A new history of the significant World War II battle in the Pacific, published to coincide with the 75th anniversary.
The battle of Guadalcanal, which lasted from August 1942 to February 1943, has produced a torrent of histories, many by the participants, but first-time readers will have no complaints about this straightforward account by journalist and historian Wheelan (Their Last Full Measure: The Final Days of the Civil War, 2015 etc.). Despite the Japanese attack on Pearl Harbor, Allied leaders agreed that fighting Hitler took priority. Only fleet commander Ernest King disagreed, and when the Japanese began building an airfield on the obscure island of Guadalcanal, his warning that this might enable Japan to sever sea lanes to Australia persuaded American military leaders to take action. A hastily assembled Marine force under Gen. Alexander Vandegrift landed on the island, which contained mostly construction workers who fled. Underestimating the number and fighting quality of the Marines, the Japanese landed small and then increasingly large forces, but their banzai charges, which proved to be successful against poorly trained troops in China, did not work against the Marines—although several bloody assaults almost succeeded. Over the next months, the American Navy grew increasingly aggressive, more planes and reinforcements arrived, and the American position became impregnable.

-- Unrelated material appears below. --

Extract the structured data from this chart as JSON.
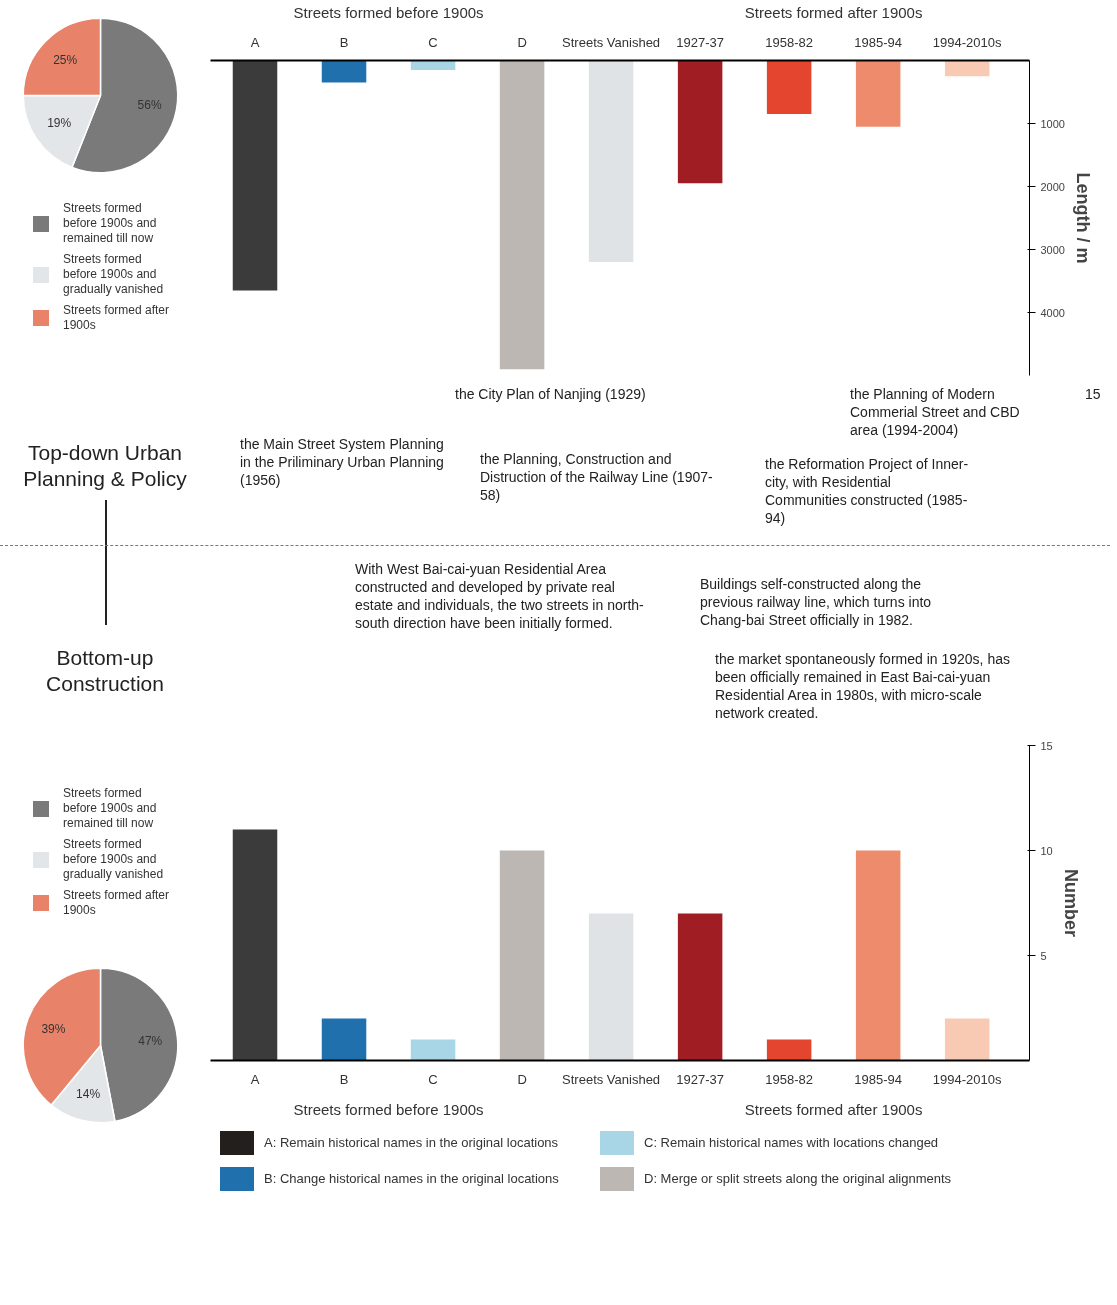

In November 1942, Vandegrift took the offensive; in February, the Japanese abandoned the island and began their long retreat. Wheelan rightly concludes, “after squandering opportunities to land large numbers of reinforcements in August and September—when Japan enjoyed air and naval superiority—the Japanese attempted to make up for it in October and November. It was too late; by then American air and naval forces had become too formidable.”
Current-day readers, accustomed to an era of perpetual war with no end in sight, will find this expert, nuts-and-bolts history of a famous victory thoroughly satisfying.